2-3 days per week I did Turkish GetUps with a 12kg or 16kg weight for 8-15 minutes. Being consistent in performing the getups, helped all aspects of my kettlebell technique from my Swings to Snatching to Cleans and Press. It is one of the best full body and movement exercises I have ever done. The benefits of this exercise are immeasurable…or rather very measurable to improving your overall functional movement, Period! The Getup is a MUST for life!!

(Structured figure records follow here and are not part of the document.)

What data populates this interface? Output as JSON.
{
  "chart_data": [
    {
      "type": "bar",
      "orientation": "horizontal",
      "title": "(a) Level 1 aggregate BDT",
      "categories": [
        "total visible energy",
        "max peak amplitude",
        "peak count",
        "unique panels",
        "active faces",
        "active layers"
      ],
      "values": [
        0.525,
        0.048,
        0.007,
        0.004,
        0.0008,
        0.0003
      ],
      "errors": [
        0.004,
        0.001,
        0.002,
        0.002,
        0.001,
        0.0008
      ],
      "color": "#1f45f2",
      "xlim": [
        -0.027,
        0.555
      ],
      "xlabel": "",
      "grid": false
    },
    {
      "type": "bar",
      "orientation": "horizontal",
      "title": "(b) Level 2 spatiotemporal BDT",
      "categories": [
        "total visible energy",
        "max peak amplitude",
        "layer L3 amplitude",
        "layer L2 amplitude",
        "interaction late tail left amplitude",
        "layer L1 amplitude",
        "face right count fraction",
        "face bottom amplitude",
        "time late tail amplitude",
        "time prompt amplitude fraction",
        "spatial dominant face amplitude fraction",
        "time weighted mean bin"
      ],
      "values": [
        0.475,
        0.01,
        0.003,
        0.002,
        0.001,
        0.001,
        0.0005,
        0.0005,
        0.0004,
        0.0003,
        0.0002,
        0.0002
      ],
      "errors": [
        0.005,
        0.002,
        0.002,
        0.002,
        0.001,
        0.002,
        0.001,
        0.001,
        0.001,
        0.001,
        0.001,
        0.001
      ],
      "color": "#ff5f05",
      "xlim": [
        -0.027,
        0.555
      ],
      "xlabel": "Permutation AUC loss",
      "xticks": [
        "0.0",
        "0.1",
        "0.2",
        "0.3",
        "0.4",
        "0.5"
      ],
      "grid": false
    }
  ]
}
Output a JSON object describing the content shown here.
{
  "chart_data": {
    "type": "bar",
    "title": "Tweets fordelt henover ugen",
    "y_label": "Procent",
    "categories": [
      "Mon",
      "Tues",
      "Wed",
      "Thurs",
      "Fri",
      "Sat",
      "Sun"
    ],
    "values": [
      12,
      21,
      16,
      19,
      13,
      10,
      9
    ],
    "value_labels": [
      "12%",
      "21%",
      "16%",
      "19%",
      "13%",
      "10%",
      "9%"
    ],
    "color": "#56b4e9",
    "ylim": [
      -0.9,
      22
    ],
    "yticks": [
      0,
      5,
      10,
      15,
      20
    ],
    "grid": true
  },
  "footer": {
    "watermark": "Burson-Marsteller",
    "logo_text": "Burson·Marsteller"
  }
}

    Cleans and Presses are not my favorite nor my strongest exercise. After attending RKC, I now understand why and how to improve my Clean & Press. For now, I will stick to how I incorporated these into my training for RKC. At RKC you are tested on the Double Military Press. I had practiced with both 12kg bells and 16kg bells in performing the clean and the press. As a wise instructor (my RKC, hubby) once told me, your press is only as good as your clean. I will let you in on a secret I learned at the RKC that brought meaning to the statement “your press is only as good as your clean”. You see its all about the tension and what is called breathing behind the shield. When you remain tense and use correct breathing techniques, keeping a strong core and lots of tension at the top of the clean, this tension translates into strength to press the bells. Easier said than done….. practice and repeat, practice and repeat, practice and repeat = reaching your goals. I incorporated clean & press into my workout in a variety of ways. I performed VO2 drills with Viking push presses, very light weight here!! Mostly I did press ladders, following the Rite of Passage from Enter the Kettlebell. I started with 1-3 ladders for 3 rounds with the 12kg one arm clean and press, working up to 1-5 ladders of 5 rounds. Once I reached this goal, I increased my bell to 16kg on the one arm clean and press for 1-3 and then up to 1-5 for 5 rounds, then I repeated the same progression with double 12kg. I am still working on the double 16kg for a full 1-5 ladder of 5 rounds. Back to more get-ups to help out with my clean and press, I am working on multiple get-ups with the 20kg to help me master double 16kg 1-5 press ladders.


      This was probably my least favorite exercise of them all — NOW it is one of my favorites!!! In learning how to perform the ATG (ass to grass) with proper form, I know I will get maximum results and that feels GOOD!
      Squats were also a part of my training each week. Some weeks I had days that consisted solely of squatting drills with and without kettlebells. No light weights for me here, I used 16kg or 20kg for goblet squats and when practicing Front Squats, I used 12kg or 16kg depending on the number of reps. 3-5 reps I would use 16kg, more than 5 reps, I would use doube 12kg.

      What I think most prepared me for RKC was the conditioning of ALWAYS lifting the heaviest weight I could while maintaining proper form. To recap by the end of my training I was able to perform with good technique Swings with 24kg, Snatching with 16kg, get up with 16kg, Goblet Squat with 20kg, front squat 16kg. 160 sntaches in 10 minutes, and VO2 with 16kg for 20 sets. Maybe I over prepared compared to others, but not only did I get the desired outcome of now being a RKC, but I am ready for my next challenge… I come RKC II 2010.